続いて、この優れた皇帝は司教たちに一致と調和を勧めた。彼は、過去の暴君たちの残酷さを彼らに思い起こさせ、神がその統治と手段によって彼らに与えた名誉ある平和を思い起こさせた。彼は、敵が滅ぼされ、誰も彼らに対抗する勇気がないときに、彼らが互いに襲い掛かり、面白がっている敵を笑わせるのは、なんと恐ろしいことか、そう、実に恐ろしいことかを指摘した。特に、彼らが聖霊の教えを記した聖なる事柄について議論しているときには。「福音書」と彼は続けた。「使徒の書物と古代の預言者の預言は、神の性質について私たちが信じるべきことを明らかに教えてくれます。ですから、すべての論争的な論争は捨て去り、神から啓示された言葉の中に、問題となっている問題の解決を求めましょう。」彼は愛情深い息子のように、司教たちに対して父たちに対して行うようにこれらの説教や同様の説教を行い、使徒の教えについて彼らの一致をはかろうと努めた。シノドスのほとんどのメンバーは彼の議論に説得され、彼らの間で調和を築き、健全な教えを受け入れた。しかし、すでに述べたように、これらの教えに反対し、アリウスの側についた少数の者もいた。その中には、エフェソスの司教メノファントス、スキトポリスの司教パトロフィロス、ニカイアの司教テオグニス、ネロニアスの司教ナルキッソス(ネロニアスは第二キリキアの町で現在はイレノポリスと呼ばれている)、マルマリカの司教テオナス、エジプトのプトレマイスの司教セクンドゥスなどがいた[7]。彼らは信仰の定式文を作成し、公会議に提出した。それが読み上げられるとすぐに、それはばらばらに引き裂かれ、偽物で虚偽であると宣言されました。彼らに対する騒動は非常に大きく、宗教を裏切ったとして非難があまりにも多くなされたため、セクンドゥスとテオナスを除く全員が立ち上がり、アリウスを公然と否定する先頭に立ったのです。この不信心な男は教会から追放された後、今日まで受け入れられている信仰告白書が全員一致で作成され、署名されるとすぐに会議は解散されました。
脚注
編集- ↑ 元々は創設者にちなんでアンティゴネイアと名付けられ、その後リュシマコスの女王にちなんでニカイアと名付けられ、現在はイスニクと名付けられています。
- ↑ Sylvester. シルヴェステル。
- ↑ ヴィトゥスとヴィンケンティウス。
- ↑ ガラテヤ人への手紙6章17節参照。ここで意味されている「聖痕」とは迫害の痕跡のことである。

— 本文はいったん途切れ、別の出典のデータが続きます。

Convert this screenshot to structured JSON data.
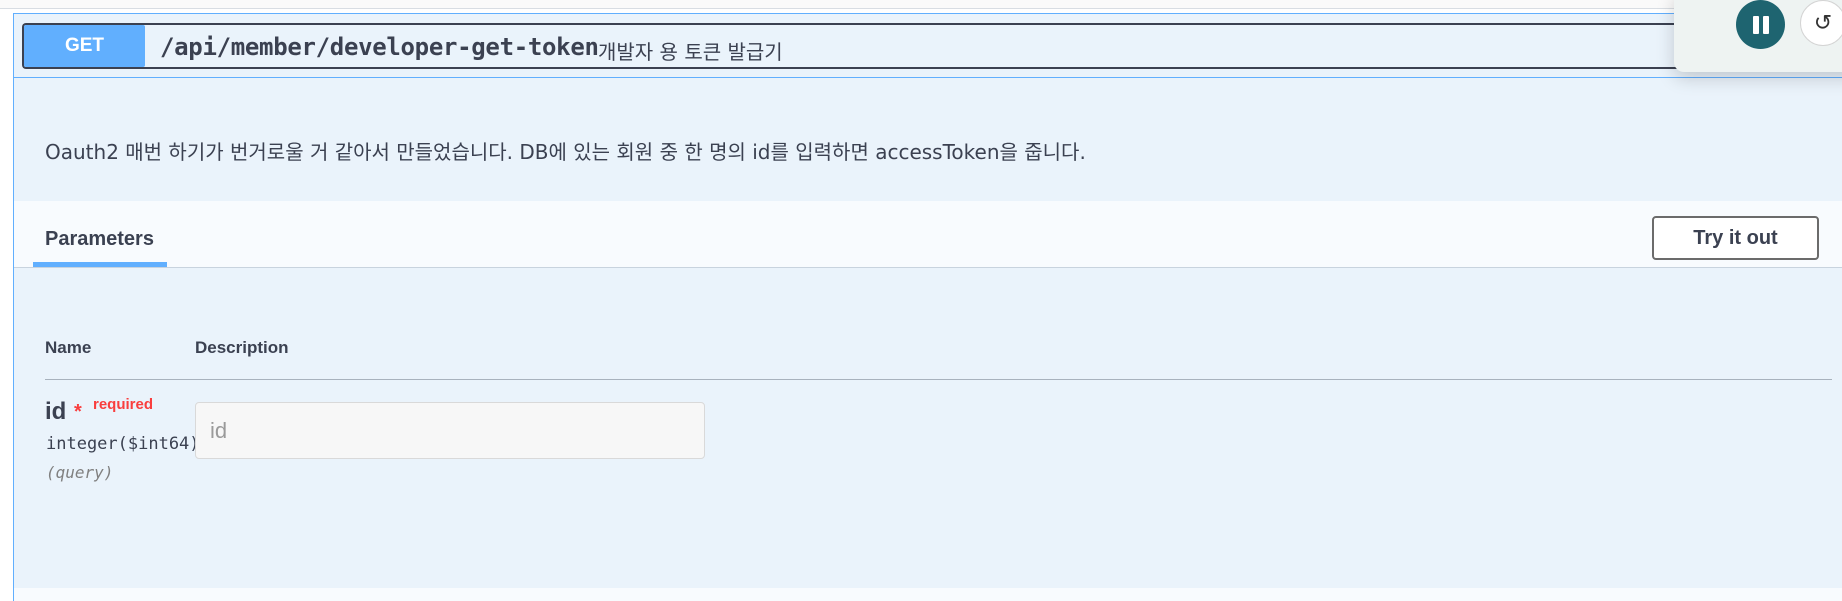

- ↑ すなわち、教会史以前に書かれた、有名な禁欲主義者の生涯を記した作品である、 Φιλόθεος ἱστορία、 「宗教史」。その信じやすさについてのニューマン博士の説明については、"Hist. Sketches"、iii. 314 を参照し、彼自身が驚異的な出来事を受け入れたことについての彼の"Apologia pro Vita sua"、付録、p. 57 と比較してください。
- ↑ 公会議開会の状況と場面については、スタンリーの『東方教会』第 4 講義を参照してください。
- ↑ メノファントスはルキアノスの弟子の一人であった("Philos"『教会史』 HE ii. 14)。彼はニカイアの決定を受け入れたが、サルディコの教父たちによって破門された。参照:第2巻第6章。聖書のベトシャンであるスキトポリスの司教パトロフィロスは熱心で頑固なアリウス派であった。テオドレトスは彼がエウスタティオスの罷免に関わったことを述べている(『イレノポリス』20)。テオグニスはニカイアでアリウス派に同情したために追放を宣告されたが、偽りの受け入れで逃れた。キリキア・セクンダの町イレノポリスのナルキッソスはアリウス派運動に積極的に参加した。アタナシオスはナルキッソスが様々な教会会議で3度も貶められ、エウセビオス派の中で最悪の人物であると述べている(『Ath. Ap. de fuga』第28節)。マルマリカは町ではなく地区です。現在のバルカのあたり、エジプトの西に位置していました。エジプトにはプトレマイスという名の都市が 2 つあり、1 つはアビドスの下の上エジプトにあり、もう 1 つは紅海の港でした。コンスタンティヌス帝の時代以降、キリキアは 3 つの地区に分割されました。キリキア プリマ (主要都市はタルソス)、セクンダ (アナザルバス)、テルティア (セレウケイア) です。